If Vijay Mallya faces allegations of financial irregularities and has been asked by the new owner, Diageo, to step down from United Spirits’ board, is it appropriate for other companies to have him on board?
That is what proxy advisory firm Stakeholders’ Empowerment Services is asking Sanofi India, of which Mallya is non-executive chairman.
“The recent allegations by Diageo against Mallya and their asking him to step down from the board strengthens our view that unless he is cleared of all these allegations and the 'wilful defaulter' tag, it may not be prudent to have him on board,” said J N Gupta, managing director of SES.
A report by SES, ahead of Sanofi's annual general meeting on Wednesday, says corporate governance involves going much beyond being legally correct.
“Perceptions matter a lot and every decision of the company should be evaluated in a larger perspective.
“The Reserve Bank of India has placed a lot of restrictions on wilful defaulters. Further, Sebi (the securities markets regulator) in its concept paper on wilful defaulters has proposed strict conditions.
“The company must review the benefits it is having with Dr Mallya on the board versus potential risks it has, apart from reputational risks," it hsa said.

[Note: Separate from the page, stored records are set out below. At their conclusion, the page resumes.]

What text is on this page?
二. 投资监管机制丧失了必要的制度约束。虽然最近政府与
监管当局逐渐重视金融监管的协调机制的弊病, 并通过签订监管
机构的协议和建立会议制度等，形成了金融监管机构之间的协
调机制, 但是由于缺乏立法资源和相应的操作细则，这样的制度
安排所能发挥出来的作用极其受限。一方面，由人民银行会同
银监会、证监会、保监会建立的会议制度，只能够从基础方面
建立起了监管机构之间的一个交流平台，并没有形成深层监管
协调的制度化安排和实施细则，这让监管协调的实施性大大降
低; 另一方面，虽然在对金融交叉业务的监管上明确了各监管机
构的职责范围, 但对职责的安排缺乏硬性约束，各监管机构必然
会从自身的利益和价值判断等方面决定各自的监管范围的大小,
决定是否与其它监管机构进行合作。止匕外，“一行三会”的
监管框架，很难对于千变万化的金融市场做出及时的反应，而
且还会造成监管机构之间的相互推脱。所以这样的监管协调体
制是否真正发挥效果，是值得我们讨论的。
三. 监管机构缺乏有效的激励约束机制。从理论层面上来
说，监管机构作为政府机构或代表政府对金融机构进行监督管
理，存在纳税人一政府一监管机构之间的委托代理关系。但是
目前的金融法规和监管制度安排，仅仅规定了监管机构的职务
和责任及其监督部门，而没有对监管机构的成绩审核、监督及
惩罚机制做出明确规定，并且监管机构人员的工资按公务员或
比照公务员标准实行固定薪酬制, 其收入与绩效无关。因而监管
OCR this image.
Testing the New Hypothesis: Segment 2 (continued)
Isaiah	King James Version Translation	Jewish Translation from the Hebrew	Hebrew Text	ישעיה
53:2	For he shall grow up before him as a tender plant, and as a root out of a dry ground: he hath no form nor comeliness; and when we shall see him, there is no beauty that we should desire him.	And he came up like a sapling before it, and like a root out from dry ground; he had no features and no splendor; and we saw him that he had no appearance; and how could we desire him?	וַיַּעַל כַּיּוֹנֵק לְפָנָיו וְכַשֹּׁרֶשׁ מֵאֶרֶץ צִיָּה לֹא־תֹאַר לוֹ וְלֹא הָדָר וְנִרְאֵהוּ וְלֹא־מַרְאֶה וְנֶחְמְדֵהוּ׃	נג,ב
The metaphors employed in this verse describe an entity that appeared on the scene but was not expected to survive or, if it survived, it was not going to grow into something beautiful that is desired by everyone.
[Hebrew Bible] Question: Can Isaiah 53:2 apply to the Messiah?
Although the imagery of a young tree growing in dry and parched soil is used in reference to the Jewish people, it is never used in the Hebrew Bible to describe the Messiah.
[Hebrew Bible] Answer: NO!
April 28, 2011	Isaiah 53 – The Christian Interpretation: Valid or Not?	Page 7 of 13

Adding that if Sanofi feels it is worthwhile to continue with Mallya at the helm, it must share the reasons with the shareholders.
In response to an email questionnaire, a Sanofi India spokesperson said, “SES acknowledges that the Calcutta High Court has allowed an appeal of Dr Mallya against the decision of one bank to declare him a wilful defaulter.
“SES also acknowledges that Dr Mallya is not disqualified from holding a board position in our company or any other company. Hence, the comments/ concerns raised by SES are presently premature and would be addressed at an appropriate time.”
The spokesperson did not offer any comment on a follow-up question on Diageo-related developments.
SES also recommended to the shareholders that they vote against the company’s proposal on related party transactions.
Sanofi India is seeking approval of the shareholders for perpetuity, i.e. for RPTs up to a limit of Rs 1,100 crore (Rs 11 billion) for every financial year, without any further approval from them.
SES said as owners of the company, shareholders have full right to approve or disapprove any material RPTs.
Such resolutions with perpetual approval provide unfettered power to the board of directors, even if the company’s business scenario changes in future.
Therefore, SES believed that, as a good governance practice, the company must take such approval on a yearly basis.
The company spokesperson said, “We would clarify that Clause 49 of the Listing Agreement and Section 188 of the Companies Act requires every company to take approval of shareholders for material RPTs ( i.e transactions exceeding 10 per cent of the consolidated turnover).
Neither the Act nor the Listing Agreement have stipulated that companies have to seek approval every year for material RPTs. The company is, therefore, fully compliant with the Act and the Listing Agreement.”
Under the Listing Agreement , the board's audit committee can only give omnibus approval on RPTs for a year, and is required to review all such transactions on a quarterly basis. Sanofi cited these checks and balances.
Adding: “In case the Listing Agreement and the Companies Act require companies to take approval of shareholders every year for material RPTs, (we) would fully comply.
On a director
SES also recommended voting against the company move to reappoint a director, F Briens, chief financial officer of the intercontinental region under which the Indian arm falls, due to his poor attendance record.
A Sanofi spokesperson replied Briens was based in Paris and was a non-executive director of Sanofi India.
“Briens attended, in person, the meeting of the board in Mumbai on February 20.
“During his tenure as a director, he has regularly come to India for business discussions with the management of Sanofi India.
“Briens has very wide ranging experience in the pharmaceutical industry, highlighted in the notice to the Annual General Meeting.
“The board of directors is of the opinion that his knowledge and experience will be of benefit to the company and has, therefore, recommended to the shareholders that he be elected as a director."